Suppose that in a sick body (meaning a patient with a viral infection), conditionally pathogenic staphylococci are enough to completely overcome all viruses of the infected organism themselves or by their enzymes. That means the number of staphylococci in the body is in sufficient quantity to control all viruses that have affected this body. And if staphylococci in any body are not in the required quantity to destroy all viruses, then staphylococci begin to multiply in order to reach such a level of their quantity that is necessary to fight viruses. Theoretically, this is acceptable if we recall that with a viral infection in most cases there is a picture of leukopenia. That is the viral infection, suppressing the body’s immune system, leads to a decrease in the number of leukocytes in it, which may favor the reproduction of opportunistic bacteria. It is possible that such reproduction of staphylococci will turn out to be a trigger mechanism, which will lead to the formation of such a quantity that will exceed their normal upper limit and will become a pathogenic flora for the body.

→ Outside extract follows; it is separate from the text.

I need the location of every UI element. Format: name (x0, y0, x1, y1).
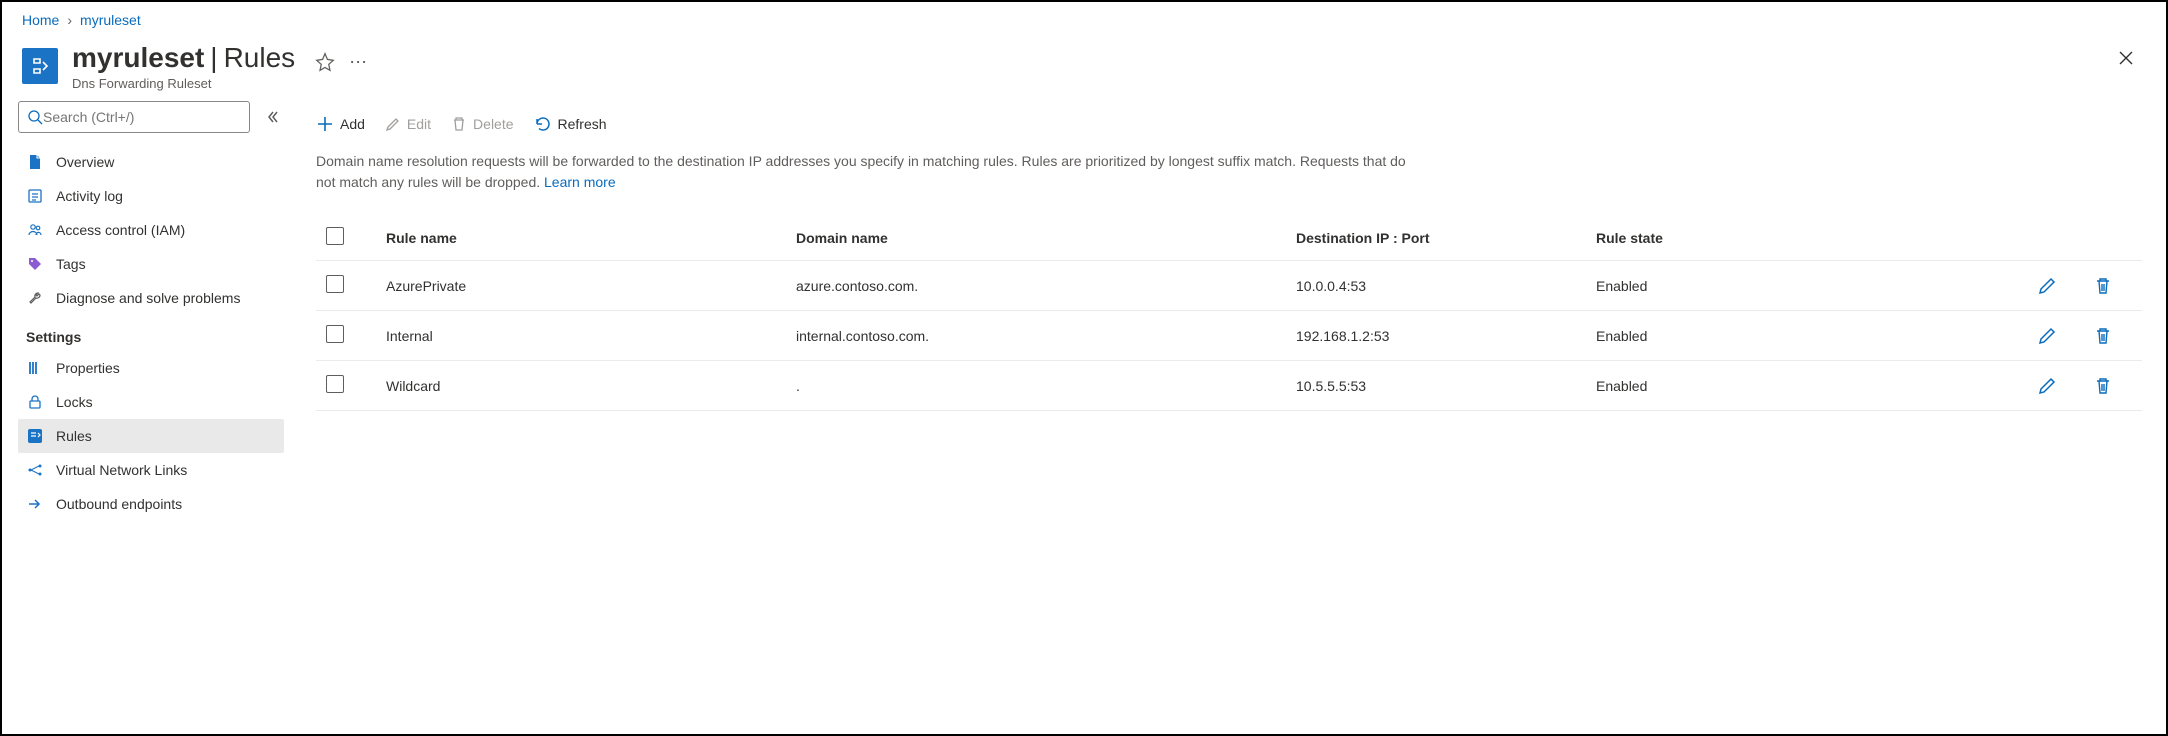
row-checkbox[interactable] (326, 275, 344, 293)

Summarizing all of the above, it can be assumed that not only the immune system is involved in the fight against viral infections. Probably, opportunistic flora plays an important role in this. Therefore, maybe staphylococcal DNases or other bacterial restriction enzymes can be used for acute respiratory viral infections, and possibly for other viral infections, including those that evade the body’s immune response and accompany the body chronically. As for viral infections accompanied by diarrhea (so-called intestinal infections), restriction enzymes produced by Escherichia coli may also be useful.
Thus, staphylococcal DNases and other bacterial restriction enzymes, as in the case of bacteria fighting their own viruses, may prevent the multiplication of viruses in the body of a patient with a viral infection and lead the patient to a quick recovery.